Rainbow had 80 people on the spill last week. That included someone Clark describes as a world expert in spill clean-up – a Texan named Donnie Ellis. They’ve also hired an outfit called Eastern Canadian Response Corporation to manage the job.
The spill area is in a small creek. To keep the water flowing while containing the oil, crews have installed what are called ‘inverted weirs’. They amount to siphon pipes running from higher to lower ponds, starting and ending below the level of the oil.
Once all the loose oil is removed, the lengthy task of cleaning up the oil-soaked soil and vegetation remains. Clark says the company plans to set up an incinerator on site.
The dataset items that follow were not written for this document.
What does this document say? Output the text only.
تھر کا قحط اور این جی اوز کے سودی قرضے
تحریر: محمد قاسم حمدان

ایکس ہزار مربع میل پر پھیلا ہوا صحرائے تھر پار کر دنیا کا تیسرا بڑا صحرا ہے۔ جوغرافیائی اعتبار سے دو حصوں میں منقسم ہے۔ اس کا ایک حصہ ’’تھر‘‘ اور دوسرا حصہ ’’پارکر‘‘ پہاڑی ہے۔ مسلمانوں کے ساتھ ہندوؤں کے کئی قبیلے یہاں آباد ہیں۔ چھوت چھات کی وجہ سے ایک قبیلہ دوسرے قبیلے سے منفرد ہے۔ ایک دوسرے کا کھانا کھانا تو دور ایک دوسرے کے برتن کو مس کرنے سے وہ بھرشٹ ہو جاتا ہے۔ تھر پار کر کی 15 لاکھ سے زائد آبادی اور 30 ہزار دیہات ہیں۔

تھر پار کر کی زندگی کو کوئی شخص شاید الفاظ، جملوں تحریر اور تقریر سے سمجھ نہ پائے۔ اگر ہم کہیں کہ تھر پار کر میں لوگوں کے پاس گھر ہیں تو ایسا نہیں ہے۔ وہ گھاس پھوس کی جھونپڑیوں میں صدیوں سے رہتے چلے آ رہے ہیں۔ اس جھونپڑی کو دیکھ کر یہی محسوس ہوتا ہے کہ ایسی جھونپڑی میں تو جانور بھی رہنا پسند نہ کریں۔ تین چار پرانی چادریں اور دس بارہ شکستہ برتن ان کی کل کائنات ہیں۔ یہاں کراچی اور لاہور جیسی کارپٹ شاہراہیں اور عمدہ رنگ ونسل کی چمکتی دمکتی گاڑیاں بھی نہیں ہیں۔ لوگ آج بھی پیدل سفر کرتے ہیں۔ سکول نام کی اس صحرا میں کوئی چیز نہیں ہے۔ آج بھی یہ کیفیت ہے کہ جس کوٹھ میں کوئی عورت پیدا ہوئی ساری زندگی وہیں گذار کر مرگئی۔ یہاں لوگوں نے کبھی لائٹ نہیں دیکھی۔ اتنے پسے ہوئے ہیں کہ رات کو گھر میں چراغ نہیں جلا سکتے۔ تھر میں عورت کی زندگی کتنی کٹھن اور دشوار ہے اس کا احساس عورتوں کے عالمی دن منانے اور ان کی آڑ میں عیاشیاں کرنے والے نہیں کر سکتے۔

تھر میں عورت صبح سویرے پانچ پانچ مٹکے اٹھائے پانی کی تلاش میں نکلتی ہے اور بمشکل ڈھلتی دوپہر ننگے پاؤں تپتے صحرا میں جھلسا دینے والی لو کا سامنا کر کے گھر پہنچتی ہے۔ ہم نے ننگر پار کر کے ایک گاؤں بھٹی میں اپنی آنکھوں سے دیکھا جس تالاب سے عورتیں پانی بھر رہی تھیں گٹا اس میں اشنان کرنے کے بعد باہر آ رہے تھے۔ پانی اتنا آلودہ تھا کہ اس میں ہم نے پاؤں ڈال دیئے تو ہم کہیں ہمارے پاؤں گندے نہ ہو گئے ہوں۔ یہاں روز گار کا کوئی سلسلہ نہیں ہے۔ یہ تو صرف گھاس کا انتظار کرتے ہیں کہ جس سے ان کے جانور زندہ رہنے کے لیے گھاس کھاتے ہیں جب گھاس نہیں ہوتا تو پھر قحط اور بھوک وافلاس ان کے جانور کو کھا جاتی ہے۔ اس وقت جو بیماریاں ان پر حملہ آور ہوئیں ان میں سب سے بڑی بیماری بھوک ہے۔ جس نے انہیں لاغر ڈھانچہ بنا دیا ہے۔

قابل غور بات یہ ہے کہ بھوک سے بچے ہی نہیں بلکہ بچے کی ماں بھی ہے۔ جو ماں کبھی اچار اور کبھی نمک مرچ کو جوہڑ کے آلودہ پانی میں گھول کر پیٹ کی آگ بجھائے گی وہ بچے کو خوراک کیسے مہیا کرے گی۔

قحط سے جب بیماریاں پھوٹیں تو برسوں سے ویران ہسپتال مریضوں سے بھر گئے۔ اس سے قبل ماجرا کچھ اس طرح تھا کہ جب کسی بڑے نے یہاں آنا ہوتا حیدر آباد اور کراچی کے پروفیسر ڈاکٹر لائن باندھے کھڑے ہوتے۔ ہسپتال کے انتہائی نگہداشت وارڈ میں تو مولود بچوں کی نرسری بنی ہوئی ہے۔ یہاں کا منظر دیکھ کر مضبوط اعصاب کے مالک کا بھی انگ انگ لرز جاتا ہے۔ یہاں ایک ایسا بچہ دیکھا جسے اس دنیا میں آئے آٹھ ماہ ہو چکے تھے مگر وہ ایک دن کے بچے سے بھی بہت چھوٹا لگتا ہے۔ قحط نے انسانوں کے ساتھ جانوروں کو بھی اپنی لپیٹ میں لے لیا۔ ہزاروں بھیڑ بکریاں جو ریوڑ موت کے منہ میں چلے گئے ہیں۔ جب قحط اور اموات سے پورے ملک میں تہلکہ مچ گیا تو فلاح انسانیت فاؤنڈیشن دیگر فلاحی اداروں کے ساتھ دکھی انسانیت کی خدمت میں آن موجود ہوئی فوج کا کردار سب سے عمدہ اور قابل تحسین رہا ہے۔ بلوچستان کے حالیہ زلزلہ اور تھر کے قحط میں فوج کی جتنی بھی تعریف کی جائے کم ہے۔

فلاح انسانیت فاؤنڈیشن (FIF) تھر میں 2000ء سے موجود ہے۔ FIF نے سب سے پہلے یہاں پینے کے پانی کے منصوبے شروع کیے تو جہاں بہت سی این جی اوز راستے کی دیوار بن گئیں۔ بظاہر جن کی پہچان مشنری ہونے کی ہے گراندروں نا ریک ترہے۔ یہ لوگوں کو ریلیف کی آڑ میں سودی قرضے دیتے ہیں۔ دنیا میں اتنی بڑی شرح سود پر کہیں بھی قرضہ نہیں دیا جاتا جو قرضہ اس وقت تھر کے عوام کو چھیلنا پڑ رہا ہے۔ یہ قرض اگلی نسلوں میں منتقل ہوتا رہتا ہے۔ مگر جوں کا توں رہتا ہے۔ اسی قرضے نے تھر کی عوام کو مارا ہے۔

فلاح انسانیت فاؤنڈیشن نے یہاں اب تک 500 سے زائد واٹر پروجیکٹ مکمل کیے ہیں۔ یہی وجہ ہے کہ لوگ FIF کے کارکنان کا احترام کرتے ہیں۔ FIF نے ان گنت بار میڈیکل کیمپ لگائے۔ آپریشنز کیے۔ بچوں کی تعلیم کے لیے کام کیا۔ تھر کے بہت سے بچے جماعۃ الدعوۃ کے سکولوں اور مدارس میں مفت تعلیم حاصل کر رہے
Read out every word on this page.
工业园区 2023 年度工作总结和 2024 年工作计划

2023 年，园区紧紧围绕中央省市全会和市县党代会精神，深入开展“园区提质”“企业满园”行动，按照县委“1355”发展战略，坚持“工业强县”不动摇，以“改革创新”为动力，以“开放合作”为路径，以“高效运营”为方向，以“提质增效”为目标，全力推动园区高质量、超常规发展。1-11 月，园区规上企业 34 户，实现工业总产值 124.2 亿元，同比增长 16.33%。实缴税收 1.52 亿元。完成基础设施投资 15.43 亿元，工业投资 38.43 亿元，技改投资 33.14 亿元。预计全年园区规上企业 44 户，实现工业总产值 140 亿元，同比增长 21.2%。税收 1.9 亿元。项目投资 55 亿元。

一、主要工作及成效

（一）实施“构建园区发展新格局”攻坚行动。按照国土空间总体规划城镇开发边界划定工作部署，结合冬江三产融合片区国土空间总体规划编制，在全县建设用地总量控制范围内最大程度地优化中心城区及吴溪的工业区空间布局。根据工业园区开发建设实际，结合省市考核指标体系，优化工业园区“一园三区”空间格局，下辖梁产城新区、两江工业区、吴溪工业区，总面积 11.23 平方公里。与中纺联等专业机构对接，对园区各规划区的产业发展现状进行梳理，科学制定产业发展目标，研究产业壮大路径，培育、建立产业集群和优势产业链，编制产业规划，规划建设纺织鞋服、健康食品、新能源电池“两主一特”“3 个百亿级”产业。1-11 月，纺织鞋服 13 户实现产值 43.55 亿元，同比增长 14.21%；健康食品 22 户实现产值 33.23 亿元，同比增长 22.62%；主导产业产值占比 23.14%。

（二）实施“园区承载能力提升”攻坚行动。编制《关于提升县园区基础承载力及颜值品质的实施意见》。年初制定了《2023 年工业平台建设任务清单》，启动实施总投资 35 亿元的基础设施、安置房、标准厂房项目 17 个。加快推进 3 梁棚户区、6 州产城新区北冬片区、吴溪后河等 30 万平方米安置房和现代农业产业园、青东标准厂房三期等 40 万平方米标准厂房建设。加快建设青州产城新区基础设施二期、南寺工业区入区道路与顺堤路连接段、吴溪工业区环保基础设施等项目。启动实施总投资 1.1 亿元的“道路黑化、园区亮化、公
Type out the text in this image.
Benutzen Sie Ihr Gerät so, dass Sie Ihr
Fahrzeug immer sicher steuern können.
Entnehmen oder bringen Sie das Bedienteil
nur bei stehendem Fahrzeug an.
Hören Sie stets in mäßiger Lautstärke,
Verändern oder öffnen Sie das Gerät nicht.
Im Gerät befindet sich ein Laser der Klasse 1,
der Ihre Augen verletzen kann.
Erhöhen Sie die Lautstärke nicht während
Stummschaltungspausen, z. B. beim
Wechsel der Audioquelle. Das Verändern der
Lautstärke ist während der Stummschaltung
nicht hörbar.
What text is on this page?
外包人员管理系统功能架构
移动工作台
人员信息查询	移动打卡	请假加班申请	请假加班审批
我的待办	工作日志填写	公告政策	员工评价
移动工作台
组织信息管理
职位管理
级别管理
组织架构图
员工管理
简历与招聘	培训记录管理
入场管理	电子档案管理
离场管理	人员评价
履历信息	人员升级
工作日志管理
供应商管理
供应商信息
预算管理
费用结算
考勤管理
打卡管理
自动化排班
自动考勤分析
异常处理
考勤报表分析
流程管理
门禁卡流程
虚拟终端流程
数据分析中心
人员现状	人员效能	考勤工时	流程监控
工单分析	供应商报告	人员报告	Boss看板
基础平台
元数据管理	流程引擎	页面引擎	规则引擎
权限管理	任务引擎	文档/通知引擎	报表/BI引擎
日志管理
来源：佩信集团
They’ll also put up snow fence around certain areas, to prevent people riding quads or snowmobiles through.
Meanwhile, the pipeline was fixed and back on stream by the evening of Oct. 16, almost exactly a week after the leak was discovered.
Clark says the section of pipe that sprung the leak is in a lab in Calgary, undergoing analysis. Historically, he says, most corrosion that has caused leaks has been external, rather than internal.
The leak was discovered early on Oct. 10. It was located southeast of Slave Lake, not far from Hwy. 2. The line, which runs from Zama Lake to Edmonton, was shut down, but not before approximately 200 cubic metres of light crude oil escaped.